Commencing ART when the CD4 count is between 200 and 350 seems preferable to initiating it when the CD4 count is between 350 and 500.

When to start ART in developing countries is influenced by the limited resources and lack of infrastructure in many of these countries.

In Africa, while millions need ART, only 4% of patients are actually receiving ART, according to Papa Salif Sow, of the Ministry of Health, Dakar, Senegal.

At the Dakar conference in October 2000, certain guidelines and recommendations were made.

It is crucial to do certain investigations before commencing therapy: blood count, liver and kidney function tests and CD4 count.

It is not necessary to measure viral load as, if this was done, many African countries would never start therapy. VL measurement is saved to monitor the efficacy of therapy.

Access to ART must be affordable, and integrated into programs which include counseling and testing, and prevention of opportunistic infections.

Good compliance and continuity of care must be assured. Patient education and appropriate ART prescription and monitoring, and education of health care personnel are vital.

With concomitant tuberculosis, ART is initiated according to the CD4 cell count, and is usually initiated when the CD4 count declines to 350 c/mL.

Whatever the determinants of initiation of therapy, Sow said that it is time to commit to action.

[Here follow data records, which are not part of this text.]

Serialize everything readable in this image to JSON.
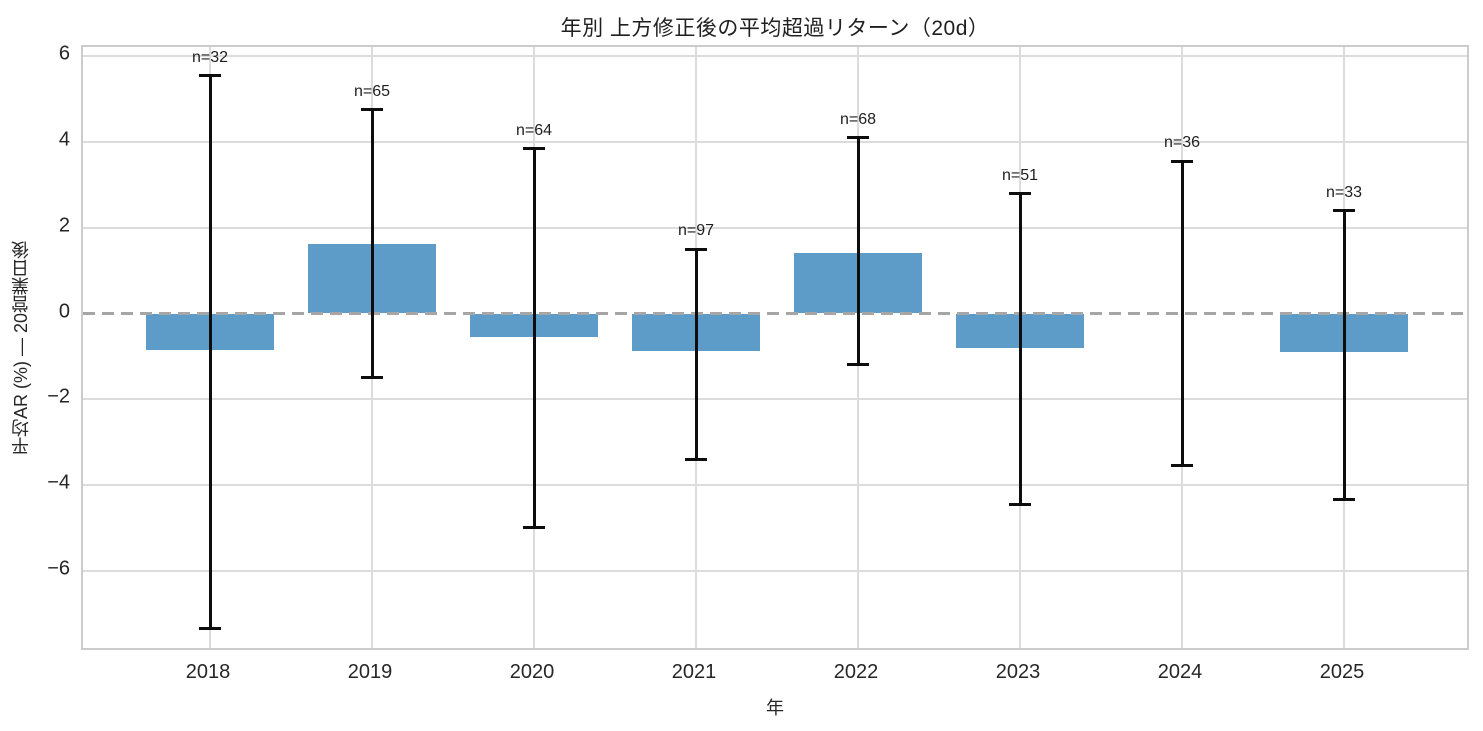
{
  "figure": {
    "title": "年別 上方修正後の平均超過リターン（20d）",
    "xlabel": "年",
    "ylabel": "平均AR (%) — 20営業日後"
  },
  "chart_data": {
    "type": "bar",
    "title": "年別 上方修正後の平均超過リターン（20d）",
    "xlabel": "年",
    "ylabel": "平均AR (%) — 20営業日後",
    "categories": [
      "2018",
      "2019",
      "2020",
      "2021",
      "2022",
      "2023",
      "2024",
      "2025"
    ],
    "series": [
      {
        "name": "平均AR (%)",
        "values": [
          -0.85,
          1.63,
          -0.55,
          -0.88,
          1.42,
          -0.8,
          0.0,
          -0.9
        ]
      }
    ],
    "error_bars": {
      "high": [
        5.55,
        4.75,
        3.85,
        1.5,
        4.1,
        2.8,
        3.55,
        2.4
      ],
      "low": [
        -7.35,
        -1.5,
        -5.0,
        -3.4,
        -1.2,
        -4.45,
        -3.55,
        -4.35
      ]
    },
    "point_labels": [
      "n=32",
      "n=65",
      "n=64",
      "n=97",
      "n=68",
      "n=51",
      "n=36",
      "n=33"
    ],
    "n_values": [
      32,
      65,
      64,
      97,
      68,
      51,
      36,
      33
    ],
    "ytick_values": [
      6,
      4,
      2,
      0,
      -2,
      -4,
      -6
    ],
    "ytick_labels": [
      "6",
      "4",
      "2",
      "0",
      "−2",
      "−4",
      "−6"
    ],
    "ylim": [
      -7.9,
      6.22
    ],
    "grid": true,
    "zero_line_style": "dashed",
    "legend": "none",
    "colors": {
      "bar": "#5d9cc9",
      "error_bar": "#0d0d0d",
      "grid": "#dcdcdc",
      "zero_line": "#a6a6a6",
      "spine": "#cccccc",
      "text": "#262626",
      "background": "#ffffff"
    }
  }
}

An overall review of the current thinking regarding commencement of ART was provided by Patrick Yeni from France. Many of the points he presented had been agreed by previous speakers, but he said that there is no need to treat patients with a CD4 count >500 c/mL. Studies suggest that there is no difference in outcome between starting treatment with a CD4 count of 2-300 and 3-500. The recommendation is therefore to defer treatment.

There is no uniform answer to the question of whether ART alters progression of the disease. Data on this are not clear, but they are the only data we have, even though the studies have many limitations.

The objectives of delayed therapy are: to maintain the quality of life for as long as possible; to save options and to prevent cross-resistance, to avoid compromising future therapies.

It has not yet been proved that early is better than deferred therapy.

In summary, Yeni said that one should start therapy when the CD4 count reaches 200 c/mL. If the CD4 count is >200, the decision is based on the rate of decline, the HIV-RNA level, patient interest in treatment and the potential to adhere to therapy, and individual risks of toxicity and drug-drug interaction based on the medical history of the patient.